获得 SSM 文档内容后，请参照以下过程之一创建自定义 SSM 文档。

------
#### [ Console ]

**创建 SSM 命令文档**

1. 打开 Amazon Systems Manager 控制台，网址为[https://console.aws.amazon.com//systems-manager/](https://console.amazonaws.cn//systems-manager/)。

1. 在导航窗格中，选择**文档**，然后选择**创建文档**、**命令或会话**。

1. 对于**名称**，为文档输入一个描述性名称。

1. 对于**目标类型**，选择**/AWS::EC2::Instance**。

1. 对于**文档类型**，请选择**命令**。

1. 在**内容**字段中，选择 **YAML**，然后粘贴文档内容。

1. 在**文档标签**部分，添加标签键为 `DLMScriptsAccess`、标签值为 `true` 的标签。
**重要**  
该`DLMScriptsAccess:true`标签是*步骤 3：准备 Amazon Data Lifecycle Manager IAM 角色*中使用的**AWSDataLifecycleManagerSSMFull访问** Amazon 托管策略所必需的。
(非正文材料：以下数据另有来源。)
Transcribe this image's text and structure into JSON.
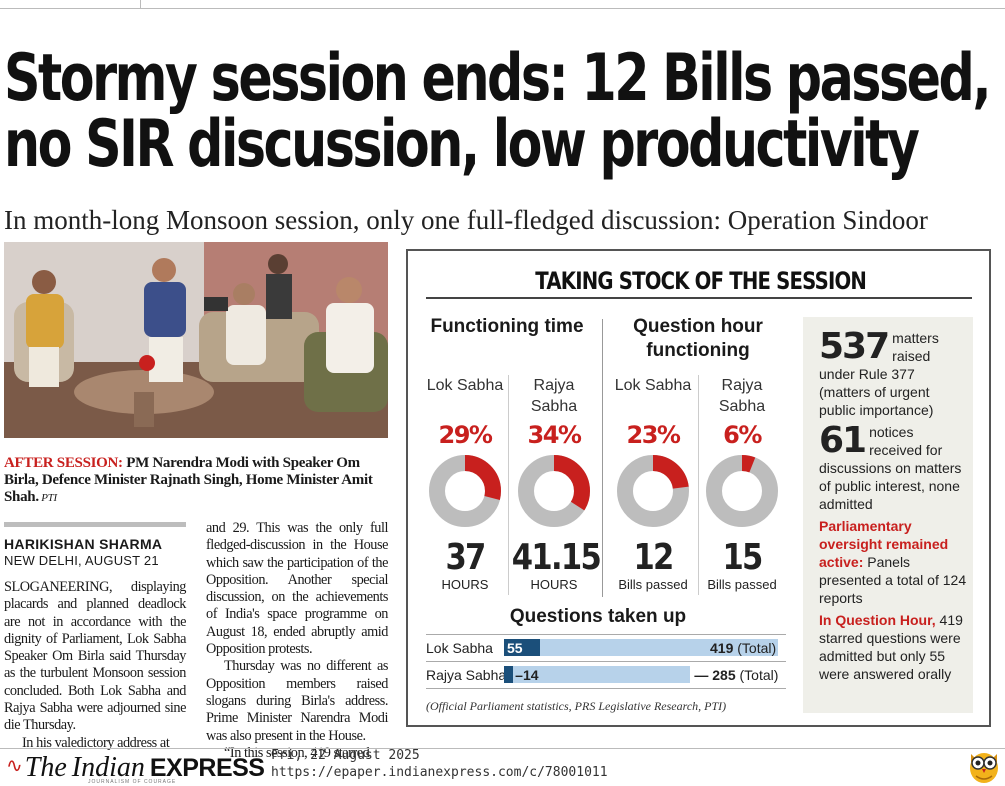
{
  "article": {
    "headline_line1": "Stormy session ends: 12 Bills passed,",
    "headline_line2": "no SIR discussion, low productivity",
    "subheadline": "In month-long Monsoon session, only one full-fledged discussion: Operation Sindoor",
    "caption": {
      "lead": "AFTER SESSION:",
      "text": " PM Narendra Modi with Speaker Om Birla, Defence Minister Rajnath Singh, Home Minister Amit Shah.",
      "credit": " PTI"
    },
    "byline": "HARIKISHAN SHARMA",
    "dateline": "NEW DELHI, AUGUST 21",
    "col1_p1": "SLOGANEERING, displaying placards and planned deadlock are not in accordance with the dignity of Parliament, Lok Sabha Speaker Om Birla said Thursday as the turbulent Monsoon session concluded. Both Lok Sabha and Rajya Sabha were adjourned sine die Thursday.",
    "col1_p2": "In his valedictory address at",
    "col2_p1": "and 29. This was the only full fledged-discussion in the House which saw the participation of the Opposition. Another special discussion, on the achievements of India's space programme on August 18, ended abruptly amid Opposition protests.",
    "col2_p2": "Thursday was no different as Opposition members raised slogans during Birla's address. Prime Minister Narendra Modi was also present in the House.",
    "col2_p3": "“In this session, 419 starred"
  },
  "infographic": {
    "title": "TAKING STOCK OF THE SESSION",
    "functioning_title": "Functioning time",
    "question_hour_title": "Question hour functioning",
    "houses": [
      {
        "label": "Lok Sabha",
        "pct_label": "29%",
        "pct": 29,
        "figure": "37",
        "unit": "HOURS"
      },
      {
        "label": "Rajya Sabha",
        "pct_label": "34%",
        "pct": 34,
        "figure": "41.15",
        "unit": "HOURS"
      },
      {
        "label": "Lok Sabha",
        "pct_label": "23%",
        "pct": 23,
        "figure": "12",
        "unit": "Bills passed"
      },
      {
        "label": "Rajya Sabha",
        "pct_label": "6%",
        "pct": 6,
        "figure": "15",
        "unit": "Bills passed"
      }
    ],
    "questions_title": "Questions taken up",
    "questions": [
      {
        "label": "Lok Sabha",
        "value": 55,
        "value_label": "55",
        "total": 419,
        "total_label": "419",
        "total_suffix": " (Total)"
      },
      {
        "label": "Rajya Sabha",
        "value": 14,
        "value_label": "14",
        "total": 285,
        "total_label": "285",
        "total_suffix": " (Total)"
      }
    ],
    "source": "(Official Parliament statistics, PRS Legislative Research, PTI)",
    "sidebar": {
      "stat1_number": "537",
      "stat1_text": "matters raised under Rule 377 (matters of urgent public importance)",
      "stat2_number": "61",
      "stat2_text": "notices received for discussions on matters of public interest, none admitted",
      "para1_lead": "Parliamentary oversight remained active:",
      "para1_text": " Panels presented a total of 124 reports",
      "para2_lead": "In Question Hour,",
      "para2_text": " 419 starred questions were admitted but only 55 were answered orally"
    },
    "colors": {
      "accent": "#c8201e",
      "donut_rest": "#bdbdbd",
      "bar_fill": "#1b4f7a",
      "bar_bg": "#b7d2ea"
    }
  },
  "footer": {
    "logo_the": "The",
    "logo_indian": "Indian",
    "logo_express": "EXPRESS",
    "logo_tagline": "JOURNALISM OF COURAGE",
    "date": "Fri, 22 August 2025",
    "url": "https://epaper.indianexpress.com/c/78001011",
    "mascot_icon": "owl-icon"
  },
  "chart_data": [
    {
      "type": "pie",
      "title": "Functioning time",
      "categories": [
        "Lok Sabha",
        "Rajya Sabha"
      ],
      "values": [
        29,
        34
      ],
      "unit": "%"
    },
    {
      "type": "pie",
      "title": "Question hour functioning",
      "categories": [
        "Lok Sabha",
        "Rajya Sabha"
      ],
      "values": [
        23,
        6
      ],
      "unit": "%"
    },
    {
      "type": "bar",
      "title": "Questions taken up",
      "categories": [
        "Lok Sabha",
        "Rajya Sabha"
      ],
      "series": [
        {
          "values": [
            55,
            14
          ]
        },
        {
          "name": "(Total)",
          "values": [
            419,
            285
          ]
        }
      ]
    }
  ]
}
该策略使用 `aws:ResourceTag` 条件键来限制对带有此标签的 SSM 文档的访问权限。

1. 选择**创建文档**。

------
#### [ Amazon CLI ]

**创建 SSM 命令文档**  
使用 [create-document](https://docs.amazonaws.cn/cli/latest/reference/ssm/create-document.html) 命令。对于 `--name`，请为文档指定一个描述性名称。对于 `--document-type`，请指定 `Command`。对于 `--content`，请指定包含 SSM 文档内容的.yaml 文件的路径。对于 `--tags`，请指定 `"Key=DLMScriptsAccess,Value=true"`。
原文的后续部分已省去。